Before: Repeating "respond in JSON with fields: id, name, status" in 4 different places
After: Define once as "Format A" at the top, then say "Use Format A" elsewhere
8. Use max_tokens to Limit Output
Setting max_tokens in your API call doesn't reduce input tokens, but it prevents the model from generating unnecessarily long responses. Output tokens are 2–4x more expensive than input tokens at most providers.

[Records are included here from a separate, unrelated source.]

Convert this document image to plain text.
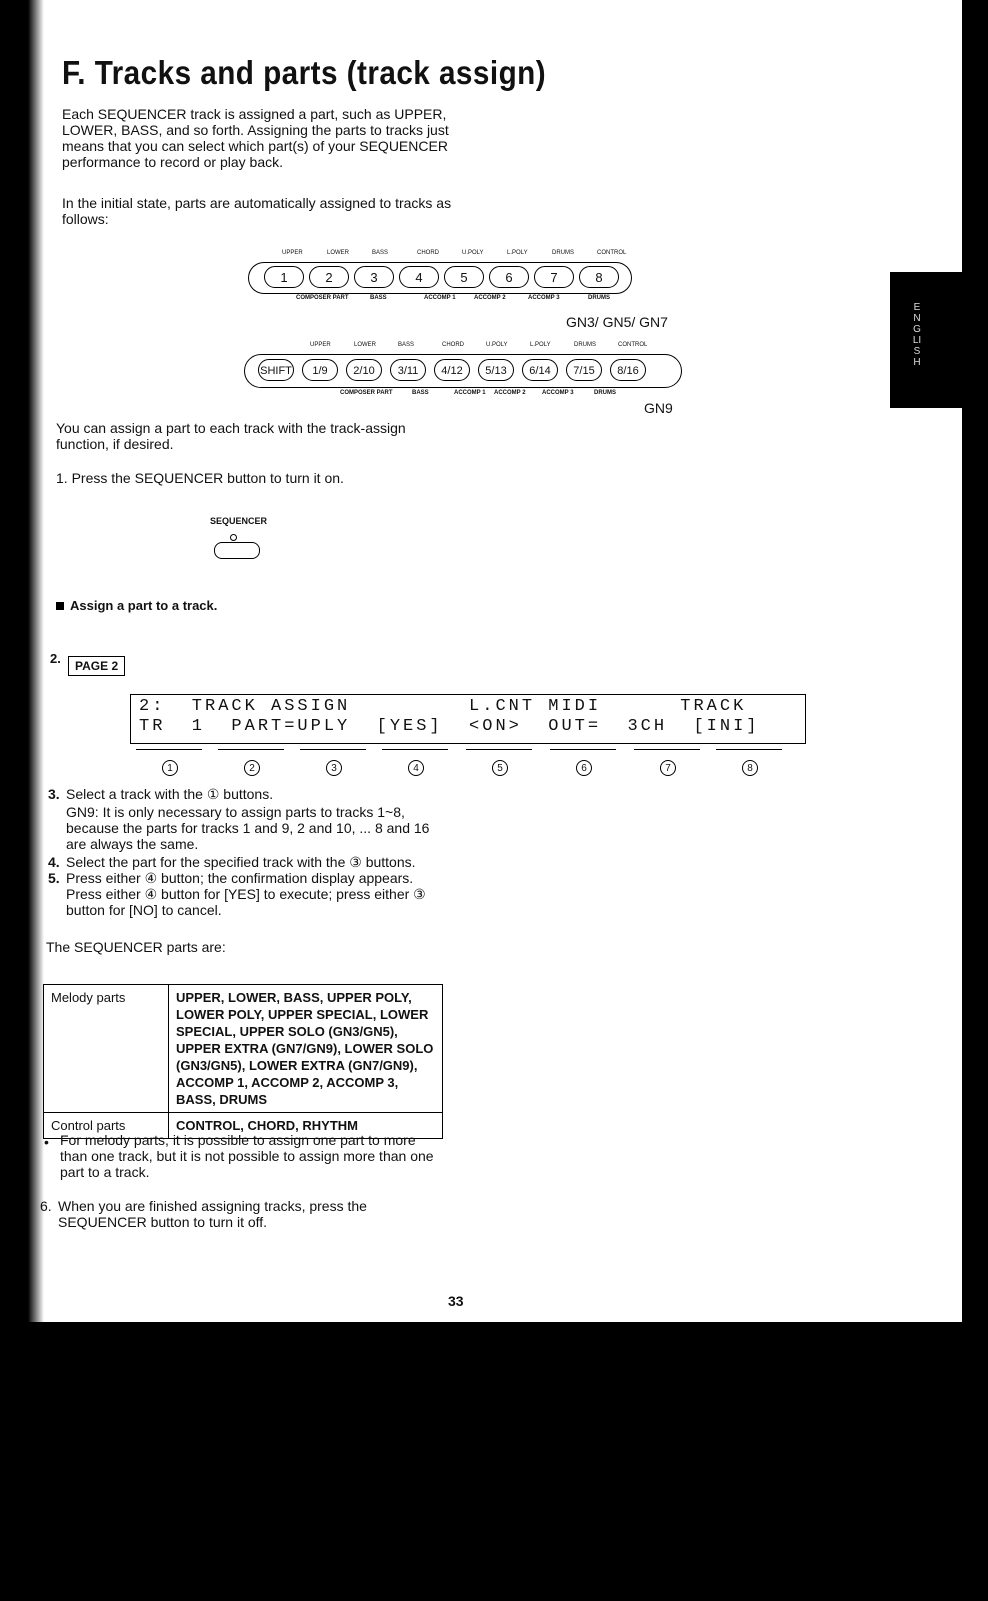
ENGLISH
F. Tracks and parts (track assign)
Each SEQUENCER track is assigned a part, such as UPPER, LOWER, BASS, and so forth. Assigning the parts to tracks just means that you can select which part(s) of your SEQUENCER performance to record or play back.
In the initial state, parts are automatically assigned to tracks as follows:
UPPER	LOWER	BASS	CHORD	U.POLY	L.POLY	DRUMS	CONTROL
1	2	3	4	5	6	7	8
COMPOSER PART	BASS	ACCOMP 1	ACCOMP 2	ACCOMP 3	DRUMS
GN3/ GN5/ GN7
UPPER	LOWER	BASS	CHORD	U.POLY	L.POLY	DRUMS	CONTROL
SHIFT	1/9	2/10	3/11	4/12	5/13	6/14	7/15	8/16
COMPOSER PART	BASS	ACCOMP 1 ACCOMP 2	ACCOMP 3	DRUMS
GN9
You can assign a part to each track with the track-assign function, if desired.
1. Press the SEQUENCER button to turn it on.
SEQUENCER
Assign a part to a track.
2.	PAGE 2
2:  TRACK ASSIGN         L.CNT MIDI      TRACK
TR  1  PART=UPLY  [YES]  <ON>  OUT=  3CH  [INI]
1	2	3	4	5	6	7	8
3. Select a track with the ① buttons.
GN9: It is only necessary to assign parts to tracks 1~8, because the parts for tracks 1 and 9, 2 and 10, ... 8 and 16 are always the same.
4. Select the part for the specified track with the ③ buttons.
5. Press either ④ button; the confirmation display appears. Press either ④ button for [YES] to execute; press either ③ button for [NO] to cancel.
The SEQUENCER parts are:
Melody parts	UPPER, LOWER, BASS, UPPER POLY, LOWER POLY, UPPER SPECIAL, LOWER SPECIAL, UPPER SOLO (GN3/GN5), UPPER EXTRA (GN7/GN9), LOWER SOLO (GN3/GN5), LOWER EXTRA (GN7/GN9), ACCOMP 1, ACCOMP 2, ACCOMP 3, BASS, DRUMS
Control parts	CONTROL, CHORD, RHYTHM
• For melody parts, it is possible to assign one part to more than one track, but it is not possible to assign more than one part to a track.
6. When you are finished assigning tracks, press the SEQUENCER button to turn it off.
33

9. Strip Irrelevant Context
When passing documents for analysis, remove boilerplate that doesn't affect the answer: headers, footers, navigation text, legal disclaimers, and repeated metadata.
A web page scraped with all its HTML might use 5,000 tokens. The actual content might be 800 tokens. Extract the relevant text before including it in your prompt.
10. Use Shorter Variable Names in Templates
If you're using prompt templates with placeholders, shorter keys save tokens across every request.
Before: "The customer_full_name is {customer_full_name} and their email_address is {email_address}"
After: "Name: {name}, Email: {email}"
Measuring Your Savings
After applying these techniques, measure the difference. A prompt that went from 2,000 tokens to 800 tokens saves 60% on every request. At 100,000 requests per day with GPT-4o input pricing ($2.50/M tokens), that's a savings of $0.30/day or about $9/month — and that's just one prompt. Multiply across all your prompts and the savings compound quickly.
The best optimization is the one you measure. Count your tokens before and after every change.